Debezium Outbox Event Router maps event_type column to Kafka topic name and payload envelope— reduces custom relay code. Sagas depend on this reliability: every choreography step and orchestrator command publication should originate from outbox. Deeper relay comparison: Communication → Outbox.

⚠️ Pitfall

Publishing then marking published in a second transaction without idempotent consumers—crash after publish duplicates events. Use outbox row ID as Kafka key + consumer dedup table, or Debezium exactly-once with Kafka transactions where justified.

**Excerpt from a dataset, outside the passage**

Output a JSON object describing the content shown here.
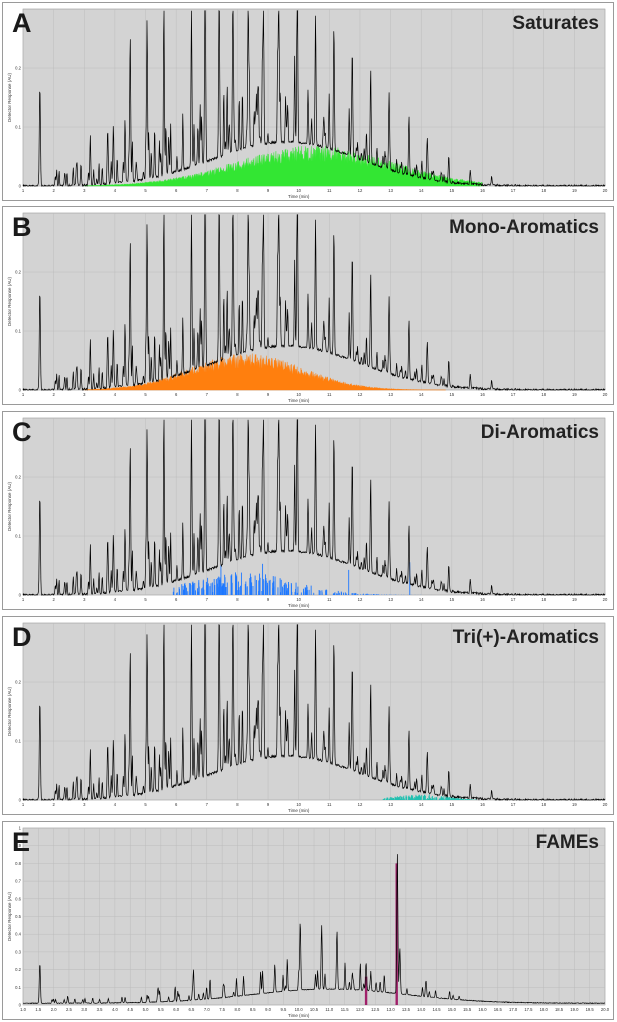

Choosing the right data pattern

Patterns stack in production systems—they are not mutually exclusive pick-one menus. Use this table to start design conversations.

ProblemPattern
Multi-service write with rollbackOrchestrated or choreographed saga + outbox + idempotent consumers
Reliable integration events after local commitTransactional outbox + Debezium or polling relay
Cross-service read for one screenAPI composition (MVP) → CQRS read model (scale)
Read/write load or shape mismatchSimple CQRS → full CQRS with async projection
Audit, replay, temporal queriesEvent sourcing + snapshots + upcasting
Long-running workflow with human stepsTemporal or orchestrated saga with durable state
Strong consistency everywhereReconsider microservices—or modular monolith with one DB
🎯 Interview Tip

Whiteboard: three services with private DBs, outbox arrow to Kafka, saga for checkout, CQRS read model for search. State what happens when Payment succeeds but Order confirm fails—forward retry vs compensating refund, DLQ for poison messages, manual reconciliation queue.